De titel van mijn proefschrift is een redelijk goede samenvatting van mijn onderzoek. Het doel is om verschillende “massaspectrometrie methoden” te combineren om zo karakterisering van “eiwitten” uit verschillende biologische systemen mogelijk te maken. Hierbij ligt een sterke focus bij de “structuren, modificaties en interacties” van deze eiwitten. Maar wat zijn eiwitten nou eigenlijk? Hoe helpt kennis over structuren, modificaties en interacties om eiwitten beter te kunnen begrijpen? En waarom is massaspectrometrie een nuttige techniek om eiwitten te karakteriseren? Voor ik de resultaten van mijn onderzoek beschrijf, zal ik eerst deze drie essentiële vragen beantwoorden.

Bijna elk proces in de levende natuur is gebaseerd op eiwitten.
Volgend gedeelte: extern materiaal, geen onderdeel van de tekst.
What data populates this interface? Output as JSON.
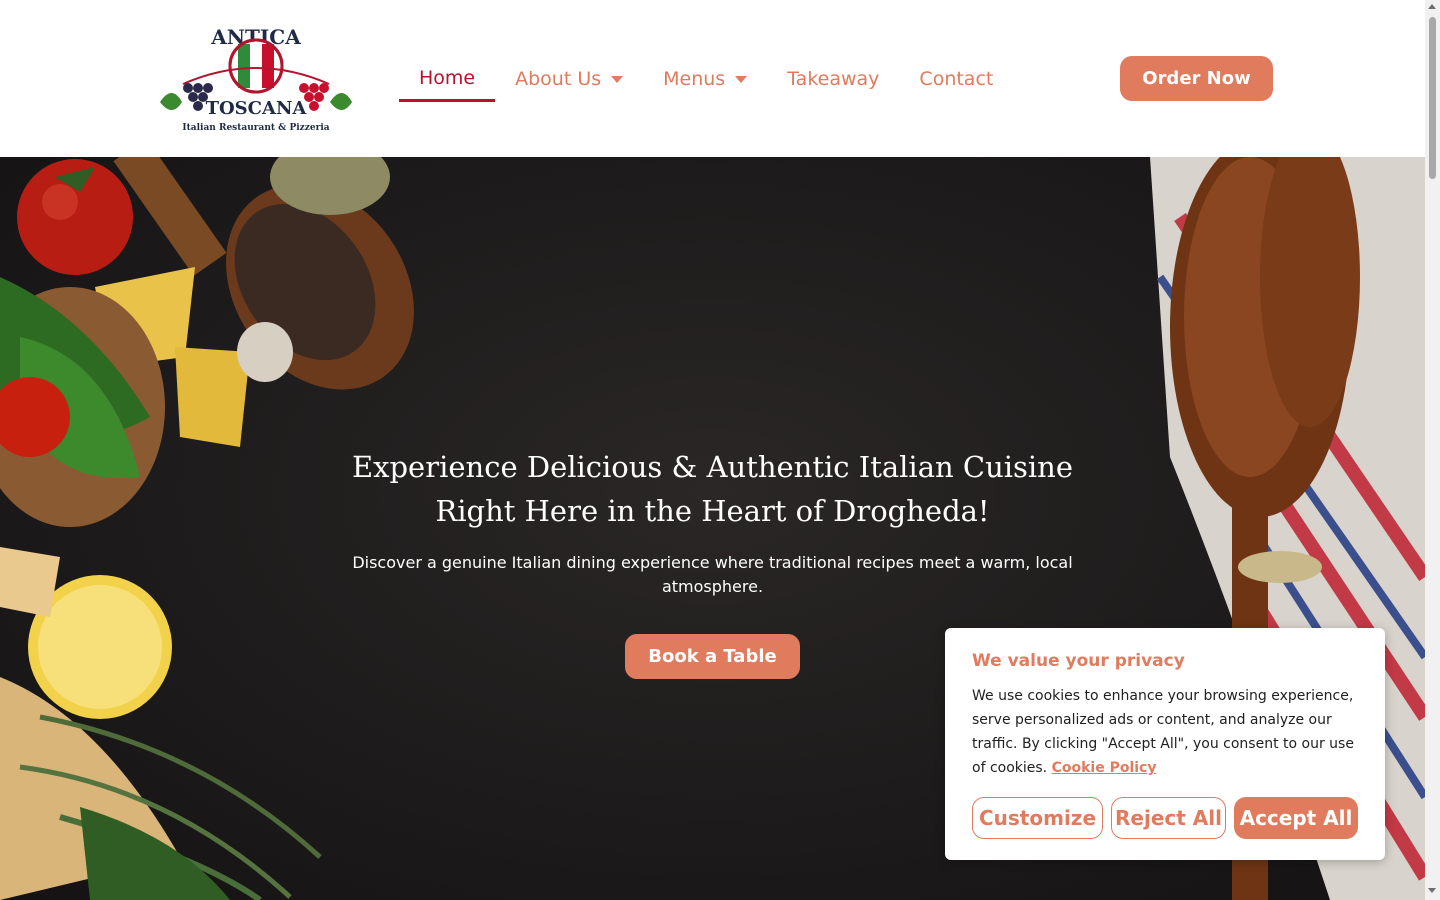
{
  "logo": {
    "top_text": "ANTICA",
    "middle_text": "TOSCANA",
    "bottom_text": "Italian Restaurant & Pizzeria"
  },
  "nav": {
    "items": [
      {
        "label": "Home",
        "active": true,
        "dropdown": false
      },
      {
        "label": "About Us",
        "active": false,
        "dropdown": true
      },
      {
        "label": "Menus",
        "active": false,
        "dropdown": true
      },
      {
        "label": "Takeaway",
        "active": false,
        "dropdown": false
      },
      {
        "label": "Contact",
        "active": false,
        "dropdown": false
      }
    ],
    "order_button": "Order Now"
  },
  "hero": {
    "headline_line1": "Experience Delicious & Authentic Italian Cuisine",
    "headline_line2": "Right Here in the Heart of Drogheda!",
    "subtext": "Discover a genuine Italian dining experience where traditional recipes meet a warm, local atmosphere.",
    "cta": "Book a Table"
  },
  "cookie": {
    "title": "We value your privacy",
    "text": "We use cookies to enhance your browsing experience, serve personalized ads or content, and analyze our traffic. By clicking \"Accept All\", you consent to our use of cookies.",
    "link": "Cookie Policy",
    "customize": "Customize",
    "reject": "Reject All",
    "accept": "Accept All"
  },
  "colors": {
    "accent": "#e07b5e",
    "active_nav": "#b3142e",
    "hero_bg": "#1d1b1b"
  }
}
Hun diversiteit is al meteen zichtbaar als je kijkt naar de eiwitten die in deze proefschrift zijn onderzocht: sommigen spelen een rol in humane cel deling, anderen als receptor op het oppervlak van een cel om signaal eiwitten te herkennen, en nog anderen reguleren het dag en nacht ritme in blauwalgen. De “bouwplannen” voor al deze eiwitten liggen opgeslagen in onze genen. Echter, leven is niet alleen afhankelijk van deze bouwplannen maar wordt met name mogelijk gemaakt door de keuzes welke bouwplannen op welk moment worden uitgevoerd. Een dikkopje wordt een kikker, een rups wordt een vlinder, bladeren worden geel en rood in de herfst – in al deze gevallen blijft het geheel van genen (het genoom) onveranderd maar er wordt wel een specifieke set van genen actief. Met andere woorden: de metamorfosen die deze organismen ondergaan worden veroorzaakt door een verandering in de set van eiwitten die ze bezitten, ook wel het proteoom genoemd.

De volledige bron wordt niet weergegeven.